What is Lutheran?
Nativity Lutheran Members
Some are among the most faithful. Some have been struggling with their faith for a long, long time. Some of us are sort of conservative. And some others of us are pretty progressive. Some of us know hymn lyrics by heart, and lots of us wouldn't dare try to say or sing anything without the words in front of us. All of us really care about the integrity of our worship experience. We love to sing together. We believe in the power of prayer. We celebrate Holy Communion nearly everytime we worship and welcome any and all people to join us in this holy meal. We remember the Saints of the congregation who have gone on before. And we look ahead to what it is that God has in store for us.
Some Nativity members are life-long Lutherans and many are not. Some weren't brought up going to Church. Some are former Roman Catholics or Methodists or Episcopalians. We're a pretty informal community and lots of kinds of people have felt welcome here. We hope you'll feel welcome, too.

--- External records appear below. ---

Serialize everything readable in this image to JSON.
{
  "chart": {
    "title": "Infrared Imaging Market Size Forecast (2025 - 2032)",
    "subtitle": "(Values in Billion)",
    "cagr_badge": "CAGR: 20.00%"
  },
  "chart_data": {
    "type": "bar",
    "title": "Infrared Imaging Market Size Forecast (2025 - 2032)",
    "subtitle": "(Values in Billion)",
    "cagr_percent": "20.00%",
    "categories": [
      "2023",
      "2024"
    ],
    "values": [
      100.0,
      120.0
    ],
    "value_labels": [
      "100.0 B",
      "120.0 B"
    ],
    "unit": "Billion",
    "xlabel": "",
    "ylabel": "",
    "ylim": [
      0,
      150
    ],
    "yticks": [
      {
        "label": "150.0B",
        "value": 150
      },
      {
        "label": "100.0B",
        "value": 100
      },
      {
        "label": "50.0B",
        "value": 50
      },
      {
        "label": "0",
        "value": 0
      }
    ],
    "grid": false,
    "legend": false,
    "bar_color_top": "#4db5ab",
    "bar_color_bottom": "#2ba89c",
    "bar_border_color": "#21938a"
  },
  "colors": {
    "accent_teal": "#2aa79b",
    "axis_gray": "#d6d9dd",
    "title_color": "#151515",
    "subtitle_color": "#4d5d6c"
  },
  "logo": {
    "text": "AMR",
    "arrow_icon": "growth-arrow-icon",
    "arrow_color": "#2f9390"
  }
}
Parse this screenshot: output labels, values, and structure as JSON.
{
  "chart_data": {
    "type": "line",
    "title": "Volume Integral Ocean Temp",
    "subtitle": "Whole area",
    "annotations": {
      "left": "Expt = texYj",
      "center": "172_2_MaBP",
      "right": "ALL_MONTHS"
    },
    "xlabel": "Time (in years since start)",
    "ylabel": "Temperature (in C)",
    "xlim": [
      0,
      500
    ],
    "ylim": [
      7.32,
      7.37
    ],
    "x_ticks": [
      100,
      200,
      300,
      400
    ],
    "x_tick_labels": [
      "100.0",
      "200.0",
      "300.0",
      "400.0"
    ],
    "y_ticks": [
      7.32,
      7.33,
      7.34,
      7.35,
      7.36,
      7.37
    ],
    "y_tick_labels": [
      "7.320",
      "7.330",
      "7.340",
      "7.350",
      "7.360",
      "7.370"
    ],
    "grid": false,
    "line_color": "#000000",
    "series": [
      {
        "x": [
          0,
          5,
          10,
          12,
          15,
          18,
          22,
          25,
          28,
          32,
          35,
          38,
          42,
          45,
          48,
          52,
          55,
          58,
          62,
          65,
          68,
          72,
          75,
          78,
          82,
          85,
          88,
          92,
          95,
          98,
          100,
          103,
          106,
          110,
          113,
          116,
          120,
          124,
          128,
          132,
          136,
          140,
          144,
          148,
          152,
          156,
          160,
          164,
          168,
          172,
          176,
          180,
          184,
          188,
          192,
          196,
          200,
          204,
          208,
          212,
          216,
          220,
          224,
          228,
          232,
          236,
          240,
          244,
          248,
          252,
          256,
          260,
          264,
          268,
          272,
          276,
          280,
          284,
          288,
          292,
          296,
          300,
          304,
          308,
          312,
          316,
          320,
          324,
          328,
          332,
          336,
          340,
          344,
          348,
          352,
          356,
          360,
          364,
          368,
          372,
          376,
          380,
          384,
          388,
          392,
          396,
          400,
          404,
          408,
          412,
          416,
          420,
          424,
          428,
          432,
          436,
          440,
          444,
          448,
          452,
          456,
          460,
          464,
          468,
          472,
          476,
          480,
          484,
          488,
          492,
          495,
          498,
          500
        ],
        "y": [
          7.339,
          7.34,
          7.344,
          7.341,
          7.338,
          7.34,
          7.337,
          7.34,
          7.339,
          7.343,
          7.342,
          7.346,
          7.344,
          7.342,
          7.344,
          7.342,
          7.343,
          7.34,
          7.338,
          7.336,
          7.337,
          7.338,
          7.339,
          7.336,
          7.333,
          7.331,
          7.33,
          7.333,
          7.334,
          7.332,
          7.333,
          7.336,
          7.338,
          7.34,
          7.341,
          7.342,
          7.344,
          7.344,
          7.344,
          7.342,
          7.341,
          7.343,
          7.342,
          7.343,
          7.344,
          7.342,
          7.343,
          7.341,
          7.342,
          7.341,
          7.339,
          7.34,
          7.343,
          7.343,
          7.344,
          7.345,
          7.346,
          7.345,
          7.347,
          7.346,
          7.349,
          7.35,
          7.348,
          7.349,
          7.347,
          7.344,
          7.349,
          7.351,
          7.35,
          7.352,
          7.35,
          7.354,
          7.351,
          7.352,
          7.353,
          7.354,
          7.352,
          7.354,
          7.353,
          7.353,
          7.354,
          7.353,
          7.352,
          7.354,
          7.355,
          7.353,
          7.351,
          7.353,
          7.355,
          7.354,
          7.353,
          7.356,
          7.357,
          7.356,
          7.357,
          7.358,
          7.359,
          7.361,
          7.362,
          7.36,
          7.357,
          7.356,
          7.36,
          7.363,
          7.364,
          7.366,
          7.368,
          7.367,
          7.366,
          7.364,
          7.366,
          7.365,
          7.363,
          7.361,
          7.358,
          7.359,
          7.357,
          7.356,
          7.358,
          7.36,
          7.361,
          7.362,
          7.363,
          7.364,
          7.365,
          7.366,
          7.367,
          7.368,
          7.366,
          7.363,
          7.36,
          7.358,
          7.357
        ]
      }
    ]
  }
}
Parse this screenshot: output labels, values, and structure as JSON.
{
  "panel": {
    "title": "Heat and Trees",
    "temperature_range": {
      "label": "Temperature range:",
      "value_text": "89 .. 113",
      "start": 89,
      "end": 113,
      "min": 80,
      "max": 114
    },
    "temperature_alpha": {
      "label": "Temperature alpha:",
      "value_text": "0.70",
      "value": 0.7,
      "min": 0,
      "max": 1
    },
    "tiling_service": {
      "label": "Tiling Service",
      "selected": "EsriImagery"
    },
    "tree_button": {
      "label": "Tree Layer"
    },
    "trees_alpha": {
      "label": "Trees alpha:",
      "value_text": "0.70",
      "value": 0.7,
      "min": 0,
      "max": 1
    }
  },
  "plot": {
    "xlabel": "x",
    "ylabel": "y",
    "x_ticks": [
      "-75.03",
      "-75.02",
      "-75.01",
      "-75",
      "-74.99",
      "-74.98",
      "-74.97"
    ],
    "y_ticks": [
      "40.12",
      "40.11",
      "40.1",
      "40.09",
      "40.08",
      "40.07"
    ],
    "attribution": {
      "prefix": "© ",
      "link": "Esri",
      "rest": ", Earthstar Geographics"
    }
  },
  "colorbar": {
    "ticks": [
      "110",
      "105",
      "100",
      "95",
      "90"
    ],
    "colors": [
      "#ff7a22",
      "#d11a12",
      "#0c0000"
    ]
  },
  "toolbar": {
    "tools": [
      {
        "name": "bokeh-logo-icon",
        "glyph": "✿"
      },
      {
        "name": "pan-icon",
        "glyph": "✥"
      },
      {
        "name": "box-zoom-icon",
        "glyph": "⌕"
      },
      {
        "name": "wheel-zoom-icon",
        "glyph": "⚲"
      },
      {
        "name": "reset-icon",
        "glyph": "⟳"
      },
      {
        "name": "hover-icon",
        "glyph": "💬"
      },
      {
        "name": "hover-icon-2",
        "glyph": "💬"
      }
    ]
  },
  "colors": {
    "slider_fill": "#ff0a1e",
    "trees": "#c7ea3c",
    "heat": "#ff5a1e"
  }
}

We aren't afraid to tackle something just because it's tough. Or because it's different. We believe God has given us what we need to do what God is calling us to do. It's not unusual for us to work on a challenge as we drink some coffee or share in some delicious treats after worship.
Evangelical Lutheran Church in America
The ELCA confesses the Triune God — Father, Son, and Holy Spirit. We proclaim Jesus Christ as Lord and Savior. In our preaching and teaching the ELCA trusts the Gospel as the power of God for the salvation of all who believe.
ELCA teaching or theology serves the proclamation and ministry of this faith. It does not have an answer for all questions, not even all religious questions. Teaching or theology prepares members to be witnesses in speech and in action of God’s rich mercy in Jesus Christ.
Scriptures, Creeds and Confessions
The ELCA’s official Confession of Faith identifies the Scriptures of the Old and New Testaments (commonly called the Bible); the Apostles’, Nicene and Athanasian Creeds; and the Lutheran confessional writings in the Book of Concord as the basis for our teaching. ELCA congregations make the same affirmation in their governing documents, and ELCA pastors promise to preach and teach in accordance with these teaching sources. This Confession of Faith is more than just words in an official document. Every Sunday in worship ELCA congregations hear God’s word from the Scriptures, pray as Jesus taught and come to the Lord’s Table expecting to receive the mercies that the Triune God promises. Throughout the week ELCA members continue to live by faith, serving others freely and generously in all that they do because they trust God’s promise in the Gospel. In small groups and at sick beds, in private devotions and in daily work, this faith saturates all of life.
Teaching for a life of faith
This connection to all of life is the clearest demonstration of the authority that the canonical Scriptures, the ecumenical Creeds and the Lutheran Confessions have in the ELCA. The Holy Spirit uses these witnesses to create, strengthen and sustain faith in Jesus Christ and the life we have in him. That life-giving work continues every day, as Martin Luther explained in the Small Catechism: the Holy Spirit “calls, gathers, enlightens and sanctifies the whole Christian church on earth and preserves it in union with Jesus Christ in the one true faith.”
New England Lutheran Partnerships: We are not in this whole ministry effort all by ourselves. Lutherans are interconnected throughout the whole country. We are a part of the New England Synod of the ELCA New England Synod (there are 65 synods throughout the country). Our sister congregation to the north is St. Paul in Berlin. To the south, in Newington, we have two sister congregations -- Holy Trinity Lutheran and Immanuel Indonesian Lutheran. To the west (sort of) is Good Shepherd Lutheran in Laconia. And to the east is Trinity in Westbrook, Maine. Nativity is one of about 180 Lutheran congregations in New England. The congregations of the New England Synod work together to support Calumet, New England's Outdoor Ministry Camp Calumet and Ascentria (formerly Lutheran Social Services of New England), the social service arm of the Church Ascentria Care Alliance .
Full Communion Partnerships: ELCA Lutherans work closely with particular denominations with whom we share clergy which means a Lutheran congregation may have an Episcopal priest as a pastor. Or a Methodist minister. Or a Presbyterrian. Or a Moravian. Denominational bishops work together in partnership to find the best clergy gifts for the congregations needing pastoral leadership all throughout New England (and the entire country.).